Interestingly, the model’s predictions suggest that houses with 3, 4, or 5 bedrooms are valued lower than those with 1 or 2 bedrooms, which seems counterintuitive. This raises the question of whether this discrepancy is an error in the model or a unique characteristic of houses in the area, warranting further investigation.
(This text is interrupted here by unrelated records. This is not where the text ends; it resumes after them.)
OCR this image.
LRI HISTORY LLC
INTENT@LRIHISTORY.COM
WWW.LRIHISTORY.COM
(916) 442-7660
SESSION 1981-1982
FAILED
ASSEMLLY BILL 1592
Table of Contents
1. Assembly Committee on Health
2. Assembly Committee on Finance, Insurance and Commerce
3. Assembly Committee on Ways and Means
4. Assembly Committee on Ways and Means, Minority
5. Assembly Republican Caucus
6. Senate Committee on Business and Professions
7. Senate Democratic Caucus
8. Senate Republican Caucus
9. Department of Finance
Regarding the number of bathrooms, most properties fall within the range of 1 to 4 bathrooms. Within this range, the model indicates a positive correlation between the number of bathrooms and the predicted price of the house, which aligns with real-world expectations. However, it’s important to note that the price variation within this range isn’t substantial, suggesting that other factors may also influence price.

Analyzing the square footage variable, we find that the model primarily trained on data ranging from 500 to 4000 square feet. Here, a clear positive relationship emerges between square footage and price prediction – larger square footage generally corresponds to higher predicted prices.

Lastly, there’s a noticeable upward trend between the number of floors and the price of the house. The most significant price differences are observed when comparing houses with 2 floors to those with 3, indicating that additional floors command higher prices.